Research from the National Institute of Health, less than 30% of women had chest pain prior to a heart attack and 43 percent had no chest pain at any time of the actual attack,

Because it is crucial to catch a heart attack as early as possible for treatment and lifesaving medicines to work, and the signs are not as obvious in females, women should be aware of associated symptoms occurring prior to an attack.

They include:

  • Anxiety (35%)
  • Unusual fatigue (70%)
  • Indigestion (39%)
  • Shortness of breath (42%)
  • Sleep disturbance (48%)

Further warning signs included indigestion, upper abdominal pressure, back pains, disturbances in sleep patterns, nausea, vomiting and weakness in the arms.

During the actual attack, additional symptoms include dizziness reported by 39% of women and a cold sweat (also 39%).

Women suffer nearly half of all heart attack deaths. The death rate of myocardial infarction between the ages of 40 and 60 are actually the same as breast cancer, but in the course of a lifespan, heart disease kills five times as many women as breast cancer.

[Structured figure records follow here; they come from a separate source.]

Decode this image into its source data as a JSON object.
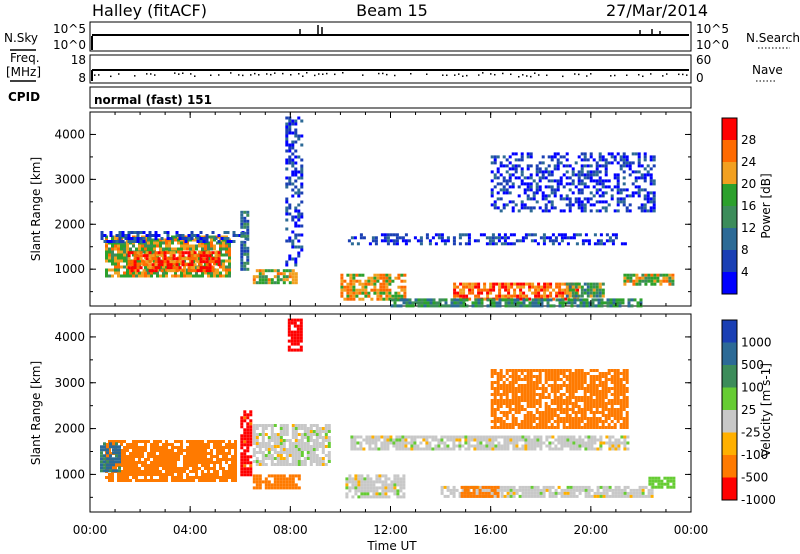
{
  "header": {
    "station": "Halley (fitACF)",
    "beam": "Beam 15",
    "date": "27/Mar/2014"
  },
  "side_labels": {
    "nsky": "N.Sky",
    "nsearch": "N.Search",
    "freq_line1": "Freq.",
    "freq_line2": "[MHz]",
    "nave": "Nave",
    "cpid": "CPID",
    "cpid_value": "normal (fast) 151"
  },
  "strip_ticks": {
    "noise_left": [
      "10^5",
      "10^0"
    ],
    "noise_right": [
      "10^5",
      "10^0"
    ],
    "freq_left": [
      "18",
      "8"
    ],
    "freq_right": [
      "60",
      "0"
    ]
  },
  "colors": {
    "power": [
      "#0000ff",
      "#1a3fb4",
      "#2c6a96",
      "#3c8c5a",
      "#2ca02c",
      "#f2a020",
      "#ff6a00",
      "#ff0000"
    ],
    "velocity": [
      "#1a3fb4",
      "#2c6a96",
      "#3c8c5a",
      "#66cc33",
      "#c8c8c8",
      "#ffb000",
      "#ff7a00",
      "#ff0000"
    ]
  },
  "chart_data": [
    {
      "type": "heatmap",
      "title": "Power",
      "ylabel": "Slant Range [km]",
      "xlabel": "Time UT",
      "x_ticks": [
        "00:00",
        "04:00",
        "08:00",
        "12:00",
        "16:00",
        "20:00",
        "00:00"
      ],
      "y_ticks": [
        "1000",
        "2000",
        "3000",
        "4000"
      ],
      "xlim": [
        0,
        24
      ],
      "ylim": [
        180,
        4500
      ],
      "colorbar": {
        "label": "Power [dB]",
        "ticks": [
          "4",
          "8",
          "12",
          "16",
          "20",
          "24",
          "28"
        ],
        "range": [
          0,
          32
        ]
      },
      "regions": [
        {
          "t0": 0.6,
          "t1": 5.6,
          "r0": 850,
          "r1": 1750,
          "value": 20
        },
        {
          "t0": 1.5,
          "t1": 5.2,
          "r0": 950,
          "r1": 1400,
          "value": 28
        },
        {
          "t0": 0.3,
          "t1": 6.2,
          "r0": 1600,
          "r1": 1850,
          "value": 6
        },
        {
          "t0": 6.0,
          "t1": 6.3,
          "r0": 1000,
          "r1": 2300,
          "value": 10
        },
        {
          "t0": 6.5,
          "t1": 8.2,
          "r0": 700,
          "r1": 1000,
          "value": 20
        },
        {
          "t0": 7.8,
          "t1": 8.5,
          "r0": 1100,
          "r1": 4400,
          "value": 5
        },
        {
          "t0": 10.0,
          "t1": 12.6,
          "r0": 350,
          "r1": 900,
          "value": 22
        },
        {
          "t0": 10.3,
          "t1": 21.5,
          "r0": 1550,
          "r1": 1800,
          "value": 5
        },
        {
          "t0": 14.5,
          "t1": 19.5,
          "r0": 350,
          "r1": 700,
          "value": 26
        },
        {
          "t0": 12.0,
          "t1": 22.0,
          "r0": 180,
          "r1": 350,
          "value": 14
        },
        {
          "t0": 19.0,
          "t1": 20.5,
          "r0": 400,
          "r1": 700,
          "value": 16
        },
        {
          "t0": 21.3,
          "t1": 23.3,
          "r0": 650,
          "r1": 900,
          "value": 20
        },
        {
          "t0": 16.0,
          "t1": 22.5,
          "r0": 2300,
          "r1": 3600,
          "value": 5
        }
      ]
    },
    {
      "type": "heatmap",
      "title": "Velocity",
      "ylabel": "Slant Range [km]",
      "xlabel": "Time UT",
      "x_ticks": [
        "00:00",
        "04:00",
        "08:00",
        "12:00",
        "16:00",
        "20:00",
        "00:00"
      ],
      "y_ticks": [
        "1000",
        "2000",
        "3000",
        "4000"
      ],
      "xlim": [
        0,
        24
      ],
      "ylim": [
        180,
        4500
      ],
      "colorbar": {
        "label": "Velocity [m s-1]",
        "ticks": [
          "1000",
          "500",
          "100",
          "25",
          "-25",
          "-100",
          "-500",
          "-1000"
        ],
        "range": [
          -1200,
          1200
        ]
      },
      "regions": [
        {
          "t0": 0.6,
          "t1": 5.8,
          "r0": 850,
          "r1": 1750,
          "value": -300
        },
        {
          "t0": 0.4,
          "t1": 1.2,
          "r0": 1100,
          "r1": 1700,
          "value": 600
        },
        {
          "t0": 6.0,
          "t1": 6.4,
          "r0": 1000,
          "r1": 2400,
          "value": -700
        },
        {
          "t0": 6.5,
          "t1": 8.3,
          "r0": 700,
          "r1": 1000,
          "value": -300
        },
        {
          "t0": 6.5,
          "t1": 9.5,
          "r0": 1200,
          "r1": 2100,
          "value": 0
        },
        {
          "t0": 7.9,
          "t1": 8.4,
          "r0": 3700,
          "r1": 4400,
          "value": -900
        },
        {
          "t0": 10.2,
          "t1": 12.5,
          "r0": 500,
          "r1": 1000,
          "value": 0
        },
        {
          "t0": 10.4,
          "t1": 21.5,
          "r0": 1550,
          "r1": 1850,
          "value": 0
        },
        {
          "t0": 14.0,
          "t1": 22.5,
          "r0": 500,
          "r1": 750,
          "value": 0
        },
        {
          "t0": 14.8,
          "t1": 16.3,
          "r0": 500,
          "r1": 750,
          "value": -200
        },
        {
          "t0": 22.3,
          "t1": 23.3,
          "r0": 750,
          "r1": 950,
          "value": 60
        },
        {
          "t0": 16.0,
          "t1": 21.5,
          "r0": 2000,
          "r1": 3300,
          "value": -200
        }
      ]
    }
  ]
}
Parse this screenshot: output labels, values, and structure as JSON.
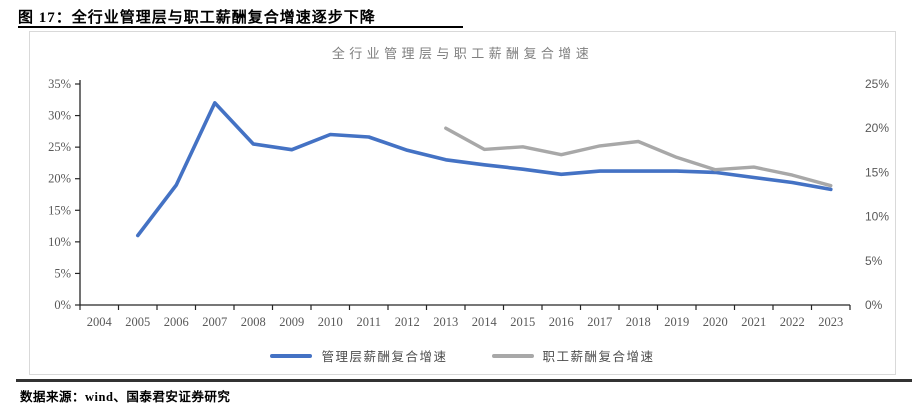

If you believe that you are having a heart attack: 

  • Call 9-1-1 immediately
  • Calmly report that you are having a heart attack
  • Do not drive yourself to the emergency room
  • Chew on an aspirin as this lessens heart muscle damage
  • Do NOT delay as every minute counts!

The healthcare provider seeing you in the emergency room may feel that you are stable and can go home. (Note that in the initial phases, an EKG can be normal and more testing is warranted.)  Insist on being evaluated by a cardiologist before being released from the hospital and if there is any question of your diagnosis or condition, ask to be admitted overnight for observation and further evaluation.

Persistence pays off.  The life you save may be your own!